A good identity-focused pen test will:

- Simulate credential harvesting from common locations (browser caches, PowerShell history, temp files)

- Test lateral movement patterns using valid accounts

- Measure detection time for impossible logins, bulk data exports, or privilege escalation via credentials

- Verify that old tokens and sessions are revoked when users reset passwords

- Check whether your PAM system catches when service accounts are accessed from unexpected locations

How To Know You're Testing Identity Right

If your pen test report says "We got admin," but doesn't answer "How fast did you detect us?" or "Did we need malware to do it?" - you're missing the point.

The best identity-focused tests simulate what adversaries actually do: steal credentials, log in, escalate, move laterally, persist through valid accounts. Then measure how long it takes your SOC, your SIEM, your PAM, and your identity governance tools to catch it.

Unit 42 found that 65% of initial access comes through identity-based techniques. Attackers don't waste time on exploits when logging in works.

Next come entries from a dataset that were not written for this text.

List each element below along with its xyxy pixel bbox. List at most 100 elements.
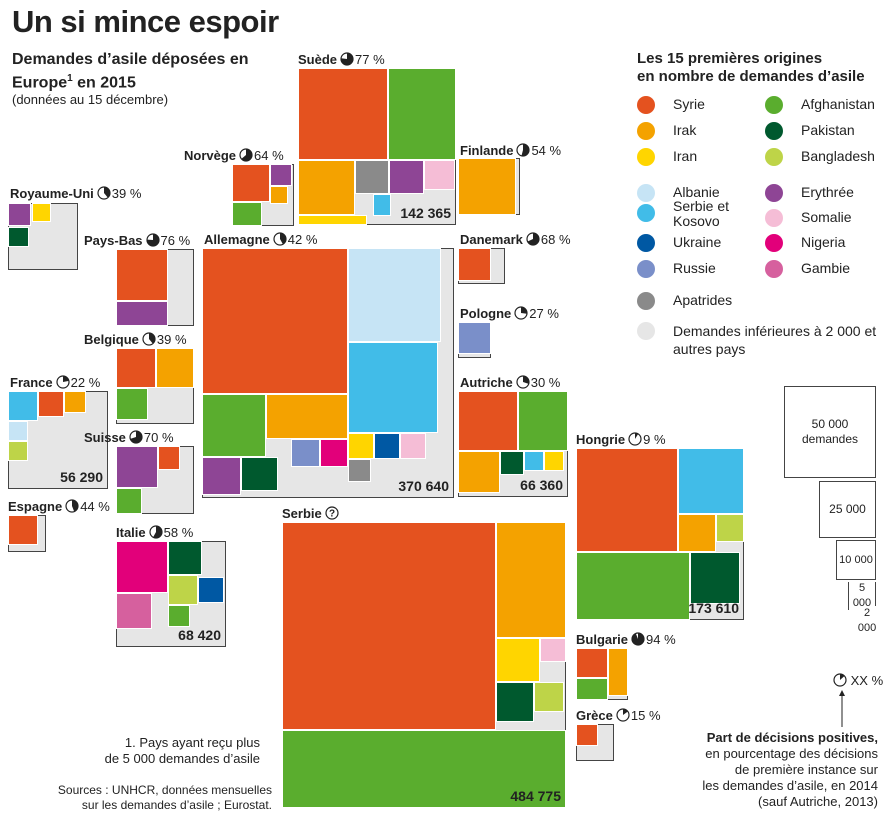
country-total-suede: 142 365 [400, 205, 451, 221]
country-name: Allemagne [204, 232, 270, 247]
country-name: Royaume-Uni [10, 186, 94, 201]
cell-bulgarie-irak [607, 647, 628, 696]
positive-rate-value: 64 % [254, 148, 284, 163]
legend-label: Nigeria [801, 234, 846, 250]
pie-legend-text: Part de décisions positives, en pourcent… [702, 730, 878, 809]
cell-allemagne-pakistan [240, 456, 278, 491]
positive-rate-pie [516, 143, 531, 157]
cell-espagne-syrie [7, 514, 38, 545]
cell-autriche-afghanistan [517, 390, 568, 451]
scale-label: 25 000 [829, 502, 866, 516]
country-label-italie: Italie 58 % [116, 525, 193, 540]
legend-swatch [637, 184, 655, 202]
country-name: Belgique [84, 332, 139, 347]
legend-swatch [637, 204, 655, 222]
positive-rate-pie [239, 148, 253, 162]
positive-rate-value: 39 % [156, 332, 187, 347]
positive-rate-value: 70 % [143, 430, 174, 445]
legend-label: Bangladesh [801, 148, 875, 164]
legend-label: Serbie et Kosovo [673, 198, 730, 229]
legend-swatch [765, 122, 783, 140]
chart-subtitle: Demandes d’asile déposées en Europe1 en … [12, 51, 249, 92]
positive-rate-pie [628, 432, 642, 446]
country-label-serbie: Serbie? [282, 506, 340, 521]
cell-italie-nigeria [115, 540, 168, 593]
cell-italie-pakistan [167, 540, 202, 575]
cell-suede-afghanistan [387, 67, 456, 160]
country-box-allemagne: 370 640 [201, 247, 454, 498]
country-name: Espagne [8, 499, 63, 514]
legend-label: Gambie [801, 260, 851, 276]
cell-royaume-uni-iran [31, 202, 51, 222]
country-name: Serbie [282, 506, 322, 521]
legend-label: Irak [673, 122, 697, 138]
country-name: Hongrie [576, 432, 626, 447]
scale-square-2000: 2 000 [856, 606, 878, 636]
positive-rate-pie [340, 52, 354, 66]
cell-grece-syrie [575, 723, 598, 746]
positive-rate-value: 27 % [529, 306, 559, 321]
country-label-belgique: Belgique 39 % [84, 332, 187, 347]
positive-rate-pie [97, 186, 111, 200]
cell-italie-ukraine [197, 576, 224, 603]
positive-rate-value: 22 % [70, 375, 101, 390]
scale-label: 10 000 [838, 552, 874, 568]
cell-allemagne-iran [347, 432, 374, 459]
legend-swatch [637, 96, 655, 114]
country-box-bulgarie [575, 647, 628, 700]
cell-allemagne-afghanistan [201, 393, 266, 457]
positive-rate-pie: ? [325, 506, 339, 520]
positive-rate-value: 9 % [643, 432, 666, 447]
country-name: Bulgarie [576, 632, 629, 647]
cell-serbie-irak [495, 521, 566, 638]
positive-rate-value: 58 % [163, 525, 194, 540]
legend-label: Albanie [673, 184, 720, 200]
cell-suede-syrie [297, 67, 388, 160]
cell-belgique-afghanistan [115, 387, 148, 420]
cell-italie-bangladesh [167, 574, 198, 605]
positive-rate-pie [56, 375, 70, 389]
cell-finlande-irak [457, 157, 516, 215]
cell-bulgarie-afghanistan [575, 677, 608, 700]
country-label-france: France 22 % [10, 375, 100, 390]
country-box-suede: 142 365 [297, 67, 456, 225]
positive-rate-pie [65, 499, 79, 513]
legend-swatch [765, 148, 783, 166]
cell-royaume-uni-pakistan [7, 226, 29, 247]
cell-suede-irak [297, 159, 355, 215]
cell-hongrie-pakistan [689, 551, 740, 604]
cell-allemagne-ukraine [373, 432, 400, 459]
positive-rate-value: 68 % [540, 232, 571, 247]
cell-norvege-irak [269, 185, 288, 204]
sources: Sources : UNHCR, données mensuelles sur l… [57, 783, 272, 812]
country-label-allemagne: Allemagne 42 % [204, 232, 317, 247]
cell-suisse-afghanistan [115, 487, 142, 514]
cell-allemagne-nigeria [319, 438, 348, 467]
country-name: Italie [116, 525, 146, 540]
country-label-bulgarie: Bulgarie 94 % [576, 632, 676, 647]
positive-rate-pie [145, 233, 160, 247]
cell-norvege-syrie [231, 163, 270, 202]
cell-france-syrie [37, 390, 64, 417]
cell-italie-afghanistan [167, 604, 190, 627]
cell-bulgarie-syrie [575, 647, 608, 678]
country-name: Autriche [460, 375, 513, 390]
cell-hongrie-serbie_kosovo [677, 447, 744, 514]
cell-autriche-iran [543, 450, 564, 471]
legend-title: Les 15 premières origines en nombre de de… [637, 50, 865, 85]
scale-label: 50 000 demandes [801, 417, 859, 446]
country-name: Norvège [184, 148, 237, 163]
country-label-norvege: Norvège 64 % [184, 148, 284, 163]
cell-serbie-iran [495, 637, 540, 682]
cell-norvege-erythree [269, 163, 292, 186]
country-total-hongrie: 173 610 [688, 600, 739, 616]
country-box-finlande [457, 157, 520, 215]
legend-swatch [637, 322, 655, 340]
cell-serbie-somalie [539, 637, 566, 662]
cell-autriche-pakistan [499, 450, 524, 475]
cell-allemagne-apatrides [347, 458, 371, 482]
cell-suisse-syrie [157, 445, 180, 470]
legend-swatch [765, 234, 783, 252]
cell-suede-iran [297, 214, 367, 225]
cell-france-bangladesh [7, 440, 28, 461]
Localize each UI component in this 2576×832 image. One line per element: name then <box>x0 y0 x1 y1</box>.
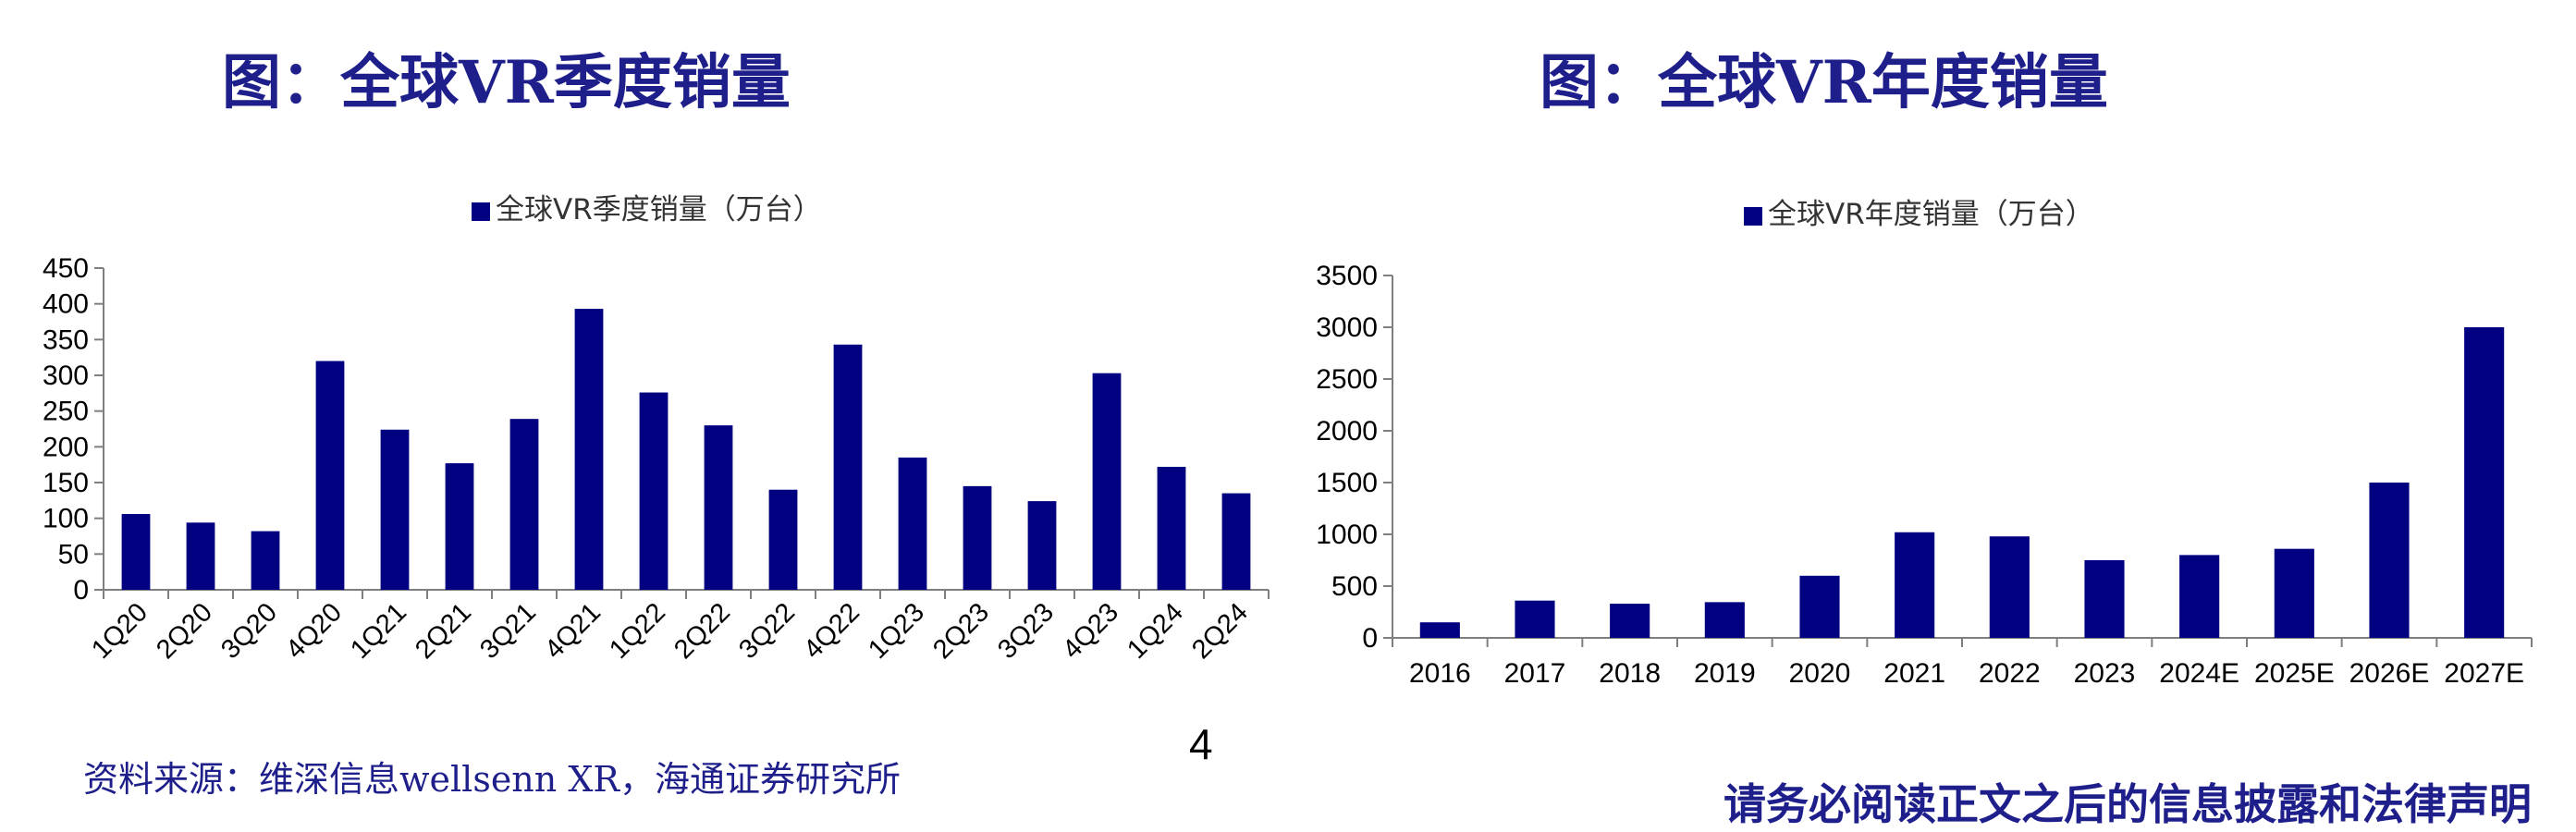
bar-2020 <box>1799 575 1840 638</box>
y-tick-label: 100 <box>43 504 89 534</box>
y-tick-label: 350 <box>43 324 89 355</box>
bar-2018 <box>1610 604 1650 638</box>
bar-1Q20 <box>121 514 151 590</box>
y-tick-label: 400 <box>43 289 89 320</box>
x-tick-label: 2026E <box>2349 658 2430 689</box>
legend-label: 全球VR年度销量（万台） <box>1768 198 2094 231</box>
y-tick-label: 50 <box>58 539 89 569</box>
y-tick-label: 200 <box>43 432 89 462</box>
bar-2016 <box>1419 622 1460 638</box>
x-tick-label: 2018 <box>1599 658 1661 689</box>
bar-3Q23 <box>1027 501 1057 590</box>
legend-swatch <box>472 202 490 221</box>
y-tick-label: 300 <box>43 361 89 391</box>
legal-disclaimer: 请务必阅读正文之后的信息披露和法律声明 <box>1723 779 2532 829</box>
x-tick-label: 2019 <box>1694 658 1756 689</box>
bar-2Q23 <box>963 485 992 590</box>
bar-1Q23 <box>898 457 927 590</box>
y-tick-label: 500 <box>1331 571 1378 602</box>
x-tick-label: 2023 <box>2074 658 2136 689</box>
page-number: 4 <box>1189 720 1213 768</box>
bar-4Q21 <box>574 309 604 590</box>
bar-4Q20 <box>315 361 345 590</box>
bar-1Q21 <box>380 429 410 590</box>
legend-label: 全球VR季度销量（万台） <box>496 193 822 226</box>
bar-2025E <box>2274 548 2314 638</box>
bar-2Q24 <box>1221 493 1251 590</box>
bar-2027E <box>2464 327 2505 638</box>
bar-2019 <box>1704 602 1745 638</box>
x-tick-label: 2027E <box>2444 658 2524 689</box>
x-tick-label: 2021 <box>1883 658 1945 689</box>
bar-1Q22 <box>639 392 669 590</box>
y-tick-label: 450 <box>43 253 89 284</box>
x-tick-label: 2016 <box>1409 658 1471 689</box>
annual-sales-chart: 全球VR年度销量（万台） 0 500 1000 1500 2000 2500 3000 3500… <box>1316 198 2533 689</box>
bar-3Q22 <box>768 489 798 590</box>
bar-3Q21 <box>509 419 539 590</box>
y-tick-label: 3000 <box>1316 312 1378 343</box>
y-tick-label: 150 <box>43 468 89 498</box>
bar-1Q24 <box>1157 466 1186 590</box>
y-tick-label: 2000 <box>1316 416 1378 447</box>
quarterly-sales-chart: 全球VR季度销量（万台）0501001502002503003504004501… <box>43 193 1270 665</box>
bar-4Q23 <box>1092 373 1122 590</box>
source-note: 资料来源：维深信息wellsenn XR，海通证券研究所 <box>83 759 902 800</box>
annual-chart-title: 图：全球VR年度销量 <box>1539 48 2108 117</box>
x-tick-label: 2024E <box>2159 658 2239 689</box>
x-tick-label: 2017 <box>1504 658 1566 689</box>
y-tick-label: 0 <box>1362 623 1378 654</box>
bar-2024E <box>2179 555 2220 638</box>
bar-2026E <box>2369 483 2410 638</box>
y-tick-label: 0 <box>73 575 89 606</box>
bar-2017 <box>1515 600 1555 638</box>
bar-4Q22 <box>833 344 863 590</box>
x-tick-label: 2020 <box>1789 658 1851 689</box>
y-tick-label: 2500 <box>1316 364 1378 395</box>
y-tick-label: 1500 <box>1316 468 1378 498</box>
quarterly-chart-title: 图：全球VR季度销量 <box>222 48 791 117</box>
y-tick-label: 250 <box>43 397 89 427</box>
x-tick-label: 2025E <box>2254 658 2335 689</box>
bar-2Q22 <box>704 425 733 590</box>
x-tick-label: 2022 <box>1979 658 2041 689</box>
bar-2023 <box>2084 560 2125 638</box>
bar-2Q21 <box>445 463 474 590</box>
bar-2Q20 <box>186 522 215 590</box>
y-tick-label: 3500 <box>1316 261 1378 291</box>
legend-swatch <box>1744 207 1762 226</box>
y-tick-label: 1000 <box>1316 520 1378 550</box>
bar-3Q20 <box>251 531 280 590</box>
bar-2021 <box>1895 532 1935 638</box>
bar-2022 <box>1989 536 2030 638</box>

The question isn't whether identity-driven attacks will hit your organization - they will. The question is: how fast will you know? And can you respond before the attacker escalates to the data they came for?

That's the pen test that matters in 2026.

SOURCES

Unit 42 2026 Global Incident Response Report - Palo Alto Networks
Threat Brief: Active Exploitation of PAN-OS CVE-2026-0257 - Unit 42 / Palo Alto Networks
CVE-2026-48558: SimpleHelp Authentication Bypass - CISA Known Exploited Vulnerabilities Catalog
Device Code Phishing Analysis - Microsoft Security Blog & Push Security
Industry reports on identity-driven attack chains and attack lifecycle compression.